The C-terminal region of the plasmid partitioning protein TubY is a tetramer that can bind membranes and DNA.

Ikuko Hayashi1.   

Abstract

Bacterial low-copy-number plasmids require partition (par) systems to ensure their stable inheritance by daughter cells. In general, these systems consist of three components: a centromeric DNA sequence, a centromere-binding protein and a nucleotide hydrolase that polymerizes and functions as a motor. Type III systems, however, segregate plasmids using three proteins: the FtsZ/tubulin-like GTPase TubZ, the centromere-binding protein TubR and the MerR-like transcriptional regulator TubY. Although the TubZ filament is sufficient to transport the TubR-centromere complex in vitro, TubY is still necessary for the stable maintenance of the plasmid.

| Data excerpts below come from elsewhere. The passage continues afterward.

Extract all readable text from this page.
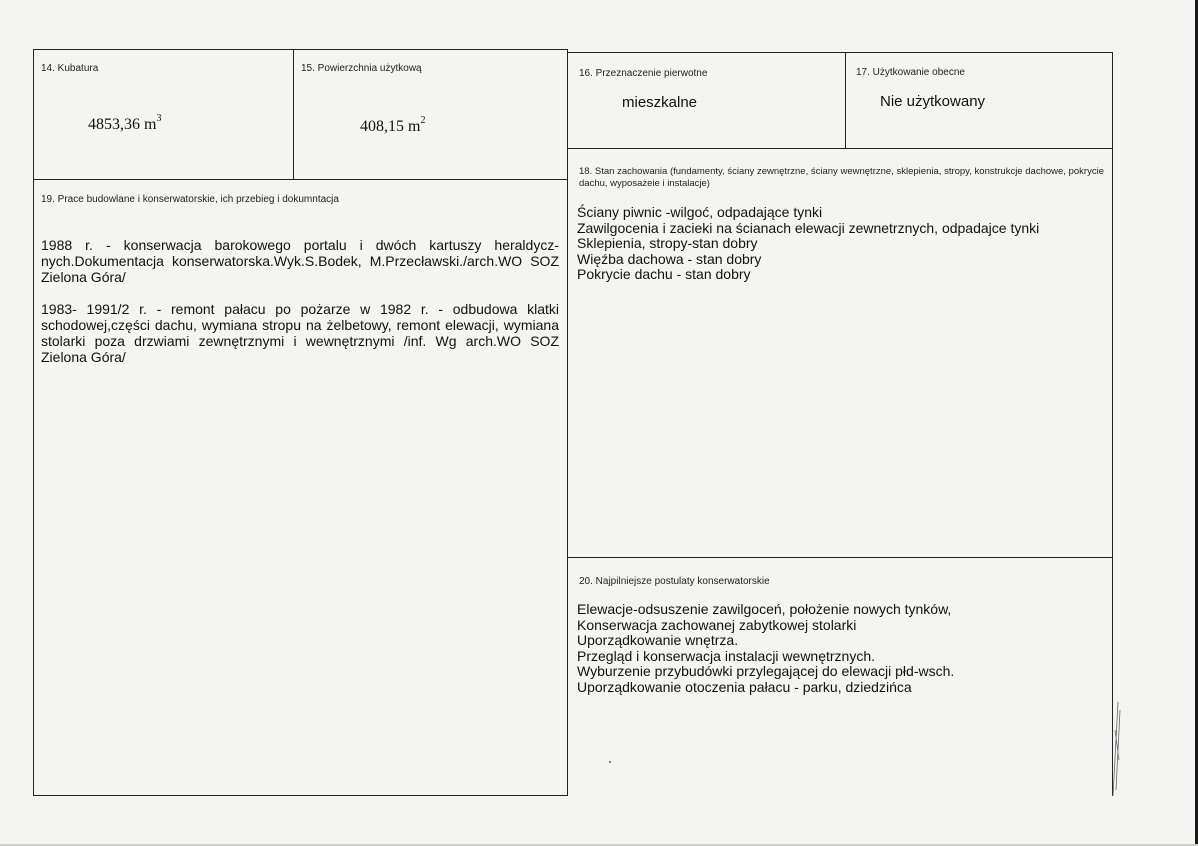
14. Kubatura
4853,36 $m^3$
15. Powierzchnia użytkową
408,15 $m^2$
16. Przeznaczenie pierwotne
mieszkalne
17. Użytkowanie obecne
Nie użytkowany
18. Stan zachowania (fundamenty, ściany zewnętrzne, ściany wewnętrzne, sklepienia, stropy, konstrukcje dachowe, pokrycie dachu, wyposażeie i instalacje)
Ściany piwnic -wilgoć, odpadające tynki
Zawilgocenia i zacieki na ścianach elewacji zewnetrznych, odpadajce tynki
Sklepienia, stropy-stan dobry
Więźba dachowa - stan dobry
Pokrycie dachu - stan dobry
19. Prace budowlane i konserwatorskie, ich przebieg i dokumntacja
1988 r. - konserwacja barokowego portalu i dwóch kartuszy heraldycz-nych.Dokumentacja konserwatorska.Wyk.S.Bodek, M.Przecławski./arch.WO SOZ Zielona Góra/
1983- 1991/2 r. - remont pałacu po pożarze w 1982 r. - odbudowa klatki schodowej,części dachu, wymiana stropu na żelbetowy, remont elewacji, wymiana stolarki poza drzwiami zewnętrznymi i wewnętrznymi /inf. Wg arch.WO SOZ Zielona Góra/
20. Najpilniejsze postulaty konserwatorskie
Elewacje-odsuszenie zawilgoceń, położenie nowych tynków,
Konserwacja zachowanej zabytkowej stolarki
Uporządkowanie wnętrza.
Przegląd i konserwacja instalacji wewnętrznych.
Wyburzenie przybudówki przylegającej do elewacji płd-wsch.
Uporządkowanie otoczenia pałacu - parku, dziedzińca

TubY contains an N-terminal DNA-binding helix-turn-helix motif and a C-terminal coiled-coil followed by a cluster of lysine residues. This study determined the crystal structure of the C-terminal domain of TubY from the Bacillus cereus pXO1-like plasmid and showed that it forms a tetrameric parallel four-helix bundle that differs from the typical MerR family proteins with a dimeric anti-parallel coiled-coil. Biochemical analyses revealed that the C-terminal tail with the conserved lysine cluster helps TubY to stably associate with the TubR-centromere complex as well as to nonspecifically bind DNA. Furthermore, this C-terminal tail forms an amphipathic helix in the presence of lipids but must oligomerize to localize the protein to the membrane in vivo. Taken together, these data suggest that TubY is a component of the nucleoprotein complex within the partitioning machinery, and that lipid membranes act as mediators of type III systems. Published under license by The American Society for Biochemistry and Molecular Biology, Inc.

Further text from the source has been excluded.